Business is a very important stakeholder in this debate. A significant section of consumers insist on respect for LGBT rights, so the global corporate giants can’t get away with permitting discrimination in the workplace or embracing homophobia in any sense. That becomes important, because these companies operate globally and so can become oases of respect for LGBT rights, even in societies where the government hasn’t caught up with the agenda.
Where business currently falls short, though, is in embracing role models. Lord Browne regretted not being more open about being gay when he was CEO of BP, and it’s sad that many corporate leaders still feel that they have to live in the closet. The more that corporations can highlight the LGBT people among their leadership, the quicker these societal transformations will be encouraged. That said, if you look at the number of business or political leaders coming out now compared to a decade ago, we’re seeing good progress.
Do you think the international community is a good driver for LGBT rights?

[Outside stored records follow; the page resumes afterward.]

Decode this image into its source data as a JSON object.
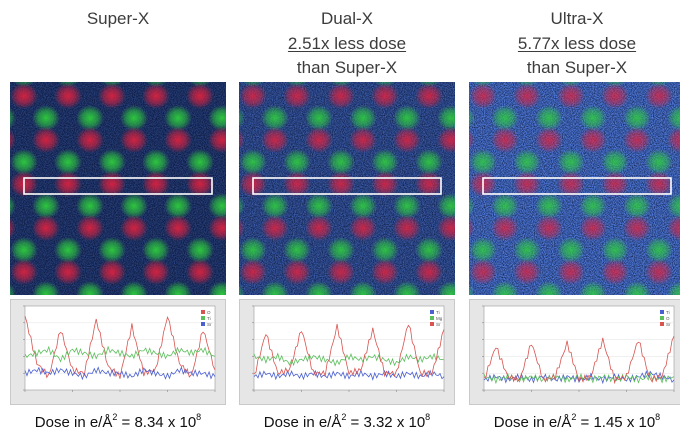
{
  "panels": [
    {
      "title": "Super-X",
      "subtitle_line1": "",
      "subtitle_line2": "",
      "dose_prefix": "Dose in e/Å",
      "dose_exp_unit": "2",
      "dose_mid": " = 8.34 x 10",
      "dose_exp": "8",
      "legend": [
        "O",
        "Ti",
        "Sr"
      ],
      "noise": 0.25
    },
    {
      "title": "Dual-X",
      "subtitle_line1": "2.51x less dose",
      "subtitle_line2": "than Super-X",
      "dose_prefix": "Dose in e/Å",
      "dose_exp_unit": "2",
      "dose_mid": " = 3.32 x 10",
      "dose_exp": "8",
      "legend": [
        "Ti",
        "Mg",
        "Sr"
      ],
      "noise": 0.5
    },
    {
      "title": "Ultra-X",
      "subtitle_line1": "5.77x less dose",
      "subtitle_line2": "than Super-X",
      "dose_prefix": "Dose in e/Å",
      "dose_exp_unit": "2",
      "dose_mid": " = 1.45 x 10",
      "dose_exp": "8",
      "legend": [
        "Ti",
        "O",
        "Sr"
      ],
      "noise": 0.8
    }
  ],
  "chart_data": [
    {
      "type": "line",
      "x": [
        0,
        0.1,
        0.2,
        0.3,
        0.4,
        0.5,
        0.6,
        0.7,
        0.8,
        0.9,
        1.0,
        1.1,
        1.2,
        1.3,
        1.4,
        1.5,
        1.6
      ],
      "xlim": [
        0,
        1.6
      ],
      "ylim": [
        0,
        25
      ],
      "series": [
        {
          "name": "O",
          "color": "#d9534f",
          "values": [
            22,
            8,
            4,
            18,
            6,
            5,
            21,
            7,
            4,
            19,
            5,
            6,
            22,
            8,
            4,
            18,
            6
          ]
        },
        {
          "name": "Ti",
          "color": "#5bbf5b",
          "values": [
            10,
            11,
            12,
            9,
            12,
            11,
            10,
            12,
            11,
            10,
            12,
            11,
            10,
            12,
            11,
            12,
            10
          ]
        },
        {
          "name": "Sr",
          "color": "#4a5fd0",
          "values": [
            5,
            6,
            5,
            6,
            5,
            4,
            6,
            5,
            5,
            4,
            6,
            5,
            4,
            6,
            5,
            5,
            4
          ]
        }
      ]
    },
    {
      "type": "line",
      "x": [
        0,
        0.1,
        0.2,
        0.3,
        0.4,
        0.5,
        0.6,
        0.7,
        0.8,
        0.9,
        1.0,
        1.1,
        1.2,
        1.3,
        1.4,
        1.5,
        1.6
      ],
      "xlim": [
        0,
        1.6
      ],
      "ylim": [
        0,
        25
      ],
      "series": [
        {
          "name": "Ti",
          "color": "#4a5fd0",
          "values": [
            4,
            5,
            4,
            5,
            4,
            5,
            4,
            5,
            4,
            5,
            4,
            5,
            4,
            5,
            4,
            5,
            4
          ]
        },
        {
          "name": "Mg",
          "color": "#5bbf5b",
          "values": [
            10,
            9,
            10,
            8,
            9,
            10,
            9,
            8,
            10,
            9,
            10,
            9,
            8,
            10,
            9,
            10,
            9
          ]
        },
        {
          "name": "Sr",
          "color": "#d9534f",
          "values": [
            4,
            17,
            5,
            6,
            18,
            5,
            5,
            19,
            5,
            6,
            18,
            5,
            5,
            20,
            5,
            5,
            18
          ]
        }
      ]
    },
    {
      "type": "line",
      "x": [
        0,
        0.1,
        0.2,
        0.3,
        0.4,
        0.5,
        0.6,
        0.7,
        0.8,
        0.9,
        1.0,
        1.1,
        1.2,
        1.3,
        1.4,
        1.5,
        1.6
      ],
      "xlim": [
        0,
        1.6
      ],
      "ylim": [
        0,
        25
      ],
      "series": [
        {
          "name": "Ti",
          "color": "#4a5fd0",
          "values": [
            3,
            4,
            3,
            4,
            3,
            4,
            3,
            4,
            3,
            4,
            3,
            4,
            3,
            4,
            5,
            4,
            3
          ]
        },
        {
          "name": "O",
          "color": "#5bbf5b",
          "values": [
            4,
            3,
            4,
            3,
            4,
            3,
            4,
            3,
            4,
            3,
            4,
            3,
            4,
            3,
            4,
            3,
            4
          ]
        },
        {
          "name": "Sr",
          "color": "#d9534f",
          "values": [
            3,
            13,
            4,
            3,
            14,
            3,
            4,
            14,
            3,
            4,
            15,
            3,
            4,
            15,
            3,
            4,
            16
          ]
        }
      ]
    }
  ]
}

Positive action is taken at several different levels – local, national and global. What happened at the UN is important as part of the effort to legitimise LGBT rights; to have such an overwhelmingly positive vote is an important rebuke to those governments that want to pretend homophobia and bigotry are consistent with international human rights standards. They’re not.
Other things the international institutions can do is to collect information on the treatment of the LGBT community worldwide to probe governments that fall short of recognition of its rights. Perhaps most critical, though, is to defend the political space in which local human rights and LGBT activists operate. International multi-stakeholder organizations, such as the World Economic Forum, could clearly play a leadership role in this debate, by holding sessions devoted to trends in the rights of LGBT people. For example, a session on best business practices with respect to LGBT rights would give an opportunity to talk about, not just the formal non-discrimination steps, but also the more personal leadership role that corporations might play.
What kind of challenges have civil rights groups faced over the past decade?
Ten years ago we created a formal LGBT programme within Human Rights Watch, because we wanted to make the point that LGBT rights are an essential part of the human rights agenda. One of our first real interventions took place in Egypt, where there had been a crackdown and a raid on what was called the Queen Boat; this was literally a boat in the Nile that had been a gay bar, and the occupants were arrested and brutally beaten by the police.
Human Rights Watch put out a protest, but a few of our Egyptian colleagues objected, claiming that homosexuality was immoral conduct, and the repression of gays was not a human rights issue. They feared that their broader human rights work would be discredited if they took on LGBT rights. Now times have changed and you don’t hear that argument anymore; there is a vigorous Egyptian movement that embraces LGBT rights as part of its broader human rights programme. But this shows the pressures that civil society groups can face as they take on an area that has been circumscribed by homophobia and regressive views. …
What is your biggest hope and biggest concern for the future of LGBT rights?
Obviously, this backlash is my biggest concern at the moment. In terms of hope, homophobia is still one of the last acceptable forms of bigotry in some regions, and my hope is that that changes.